Votre commission estime, comme les auteurs de la proposition, qu'il convient de " conduire d'urgence une enquête susceptible d'éclairer la représentation nationale, et, au delà, l'ensemble des Français, sur la façon dont, tant au niveau gouvernemental et ministériel que sur place, en Corse, étaient définies les missions et assurés l'organisation et la coordination, la direction et le contrôle des différents services publics de sécurité intervenant en Corse ".

Elle considère que cette clarification est indispensable pour que soit restaurée l'efficacité et la crédibilité de l'Etat au service de la paix civile en Corse, objectif que semblent partager le Président de la République et le Premier ministre lui-même. Lors du Conseil des ministres du 5 mai dernier, M. Lionel Jospin a fait valoir que le rétablissement de l'État de droit en Corse restait une priorité et le Président de la République a demandé au gouvernement de tout faire " pour que soit promptement restaurées l'exemplarité et l'efficacité de l'Etat et de tous ses représentants civils et militaires ".

La proposition de résolution ne mentionne pas expressément de date de point de départ du contrôle, l'exposé des motifs envisageant de couvrir la période postérieure à l'assassinat du préfet Claude Erignac. Votre commission a considéré qu'il devait revenir à la commission d'enquête elle-même de déterminer l'étendue de son contrôle dans le temps.

Estimant que l'expression " les services publics de sécurité intervenant en Corse " pourrait laisser croire qu'il ne s'agirait de contrôler que les services actuellement en fonction, alors que le GPS vient d'être dissous , elle vous proposera la suppression du mot " intervenant ", permettant ainsi un contrôle rétroactif sur une durée qu'il reviendra à la commission d'enquête, elle-même, de déterminer.

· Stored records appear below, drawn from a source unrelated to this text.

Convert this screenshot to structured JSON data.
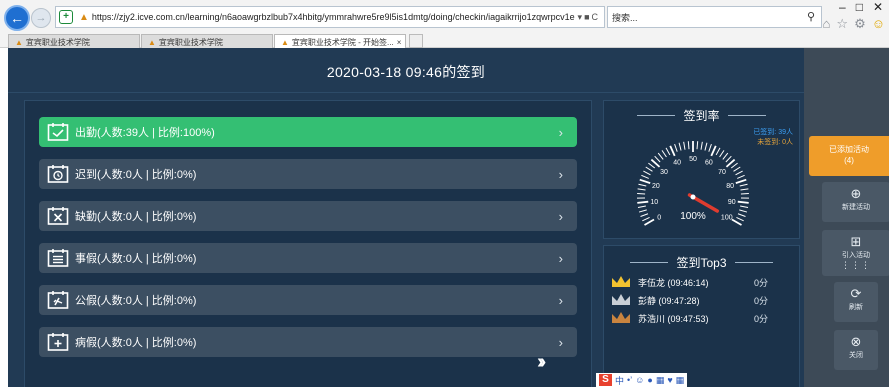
{
  "browser": {
    "url": "https://zjy2.icve.com.cn/learning/n6aoawgrbzlbub7x4hbitg/ymmrahwre5re9l5is1dmtg/doing/checkin/iagaikrrijo1zqwrpcv1e",
    "search_placeholder": "搜索...",
    "tabs": [
      {
        "label": "宜宾职业技术学院"
      },
      {
        "label": "宜宾职业技术学院"
      },
      {
        "label": "宜宾职业技术学院 - 开始签..."
      }
    ]
  },
  "page": {
    "title": "2020-03-18 09:46的签到"
  },
  "status_rows": [
    {
      "label": "出勤(人数:39人 | 比例:100%)",
      "icon": "calendar-check-icon",
      "active": true
    },
    {
      "label": "迟到(人数:0人 | 比例:0%)",
      "icon": "calendar-clock-icon",
      "active": false
    },
    {
      "label": "缺勤(人数:0人 | 比例:0%)",
      "icon": "calendar-x-icon",
      "active": false
    },
    {
      "label": "事假(人数:0人 | 比例:0%)",
      "icon": "calendar-list-icon",
      "active": false
    },
    {
      "label": "公假(人数:0人 | 比例:0%)",
      "icon": "calendar-flag-icon",
      "active": false
    },
    {
      "label": "病假(人数:0人 | 比例:0%)",
      "icon": "calendar-medical-icon",
      "active": false
    }
  ],
  "rate_panel": {
    "title": "签到率",
    "legend_signed": "已签到: 39人",
    "legend_unsigned": "未签到: 0人",
    "value_percent": 100,
    "value_label": "100%",
    "scale": [
      "0",
      "10",
      "20",
      "30",
      "40",
      "50",
      "60",
      "70",
      "80",
      "90",
      "100"
    ],
    "colors": {
      "signed": "#3b9ef2",
      "unsigned": "#e2a23b",
      "needle": "#e03c2f",
      "ticks": "#ffffff"
    }
  },
  "top3": {
    "title": "签到Top3",
    "items": [
      {
        "name": "李伍龙 (09:46:14)",
        "score": "0分",
        "crown_color": "#f2c230"
      },
      {
        "name": "彭静 (09:47:28)",
        "score": "0分",
        "crown_color": "#c9cfd6"
      },
      {
        "name": "苏浩川 (09:47:53)",
        "score": "0分",
        "crown_color": "#c9843f"
      }
    ]
  },
  "sidebar": {
    "added_activity": "已添加活动",
    "added_count": "(4)",
    "new_activity": "新建活动",
    "import_activity": "引入活动",
    "refresh": "刷新",
    "close": "关闭"
  },
  "colors": {
    "page_bg": "#213a54",
    "panel_bg": "#1b324a",
    "active_row": "#34bf73",
    "row_bg": "#3c4f62",
    "sidebar_bg": "#3d4a57",
    "accent_orange": "#ef9d2a"
  }
}
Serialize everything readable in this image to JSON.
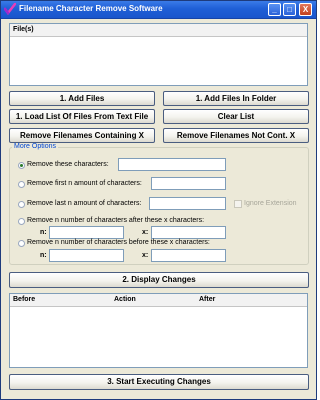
{
  "window": {
    "title": "Filename Character Remove Software",
    "controls": {
      "minimize": "_",
      "maximize": "□",
      "close": "X"
    }
  },
  "files_list": {
    "header": "File(s)"
  },
  "buttons": {
    "add_files": "1. Add Files",
    "add_folder": "1. Add Files In Folder",
    "load_list": "1. Load List Of Files From Text File",
    "clear_list": "Clear List",
    "remove_containing": "Remove Filenames Containing X",
    "remove_not_containing": "Remove Filenames Not Cont. X",
    "display_changes": "2. Display Changes",
    "start_executing": "3. Start Executing Changes"
  },
  "options": {
    "title": "More Options",
    "remove_chars": "Remove these characters:",
    "remove_first": "Remove first n amount of characters:",
    "remove_last": "Remove last n amount of characters:",
    "ignore_extension": "Ignore Extension",
    "remove_after": "Remove n number of characters after these x characters:",
    "remove_before": "Remove n number of characters before these x characters:",
    "n_label": "n:",
    "x_label": "x:"
  },
  "changes_table": {
    "columns": [
      "Before",
      "Action",
      "After"
    ]
  }
}
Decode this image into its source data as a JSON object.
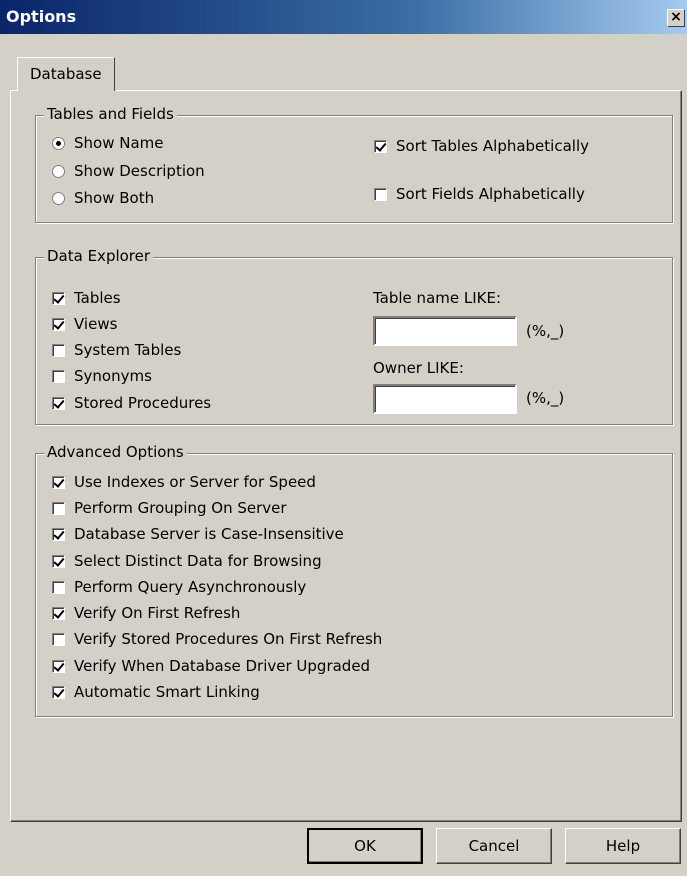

La création d'une commission d'enquête lui apparaissant donc pleinement justifiée, votre commission vous propose d'adopter le texte de l'article unique de la présente proposition de résolution, sous réserve de supprimer le mot " intervenant ".

Elle vous proposera également de modifier l'intitulé de la proposition de résolution pour faire apparaître que la politique de l'État en Corse dont la conduite serait soumise à enquête serait celle de la sécurité .

En conséquence, votre commission vous propose d'adopter la proposition de résolution dont le texte est reproduit ci-après.

PROPOSITION DE RÉSOLUTION
ADOPTÉE PAR LA COMMISSION

Proposition de résolution
tendant à créer une commission d'enquête
sur la conduite de la politique de sécurité menée par l'État en Corse.

Article unique

En application de l'article 11 du Règlement du Sénat et de l'article 6 de l'ordonnance n° 58-1100 du 17 novembre 1958, il est créé une commission d'enquête de vingt et un membres sur le fonctionnement, la coordination et la direction des services publics de sécurité en Corse.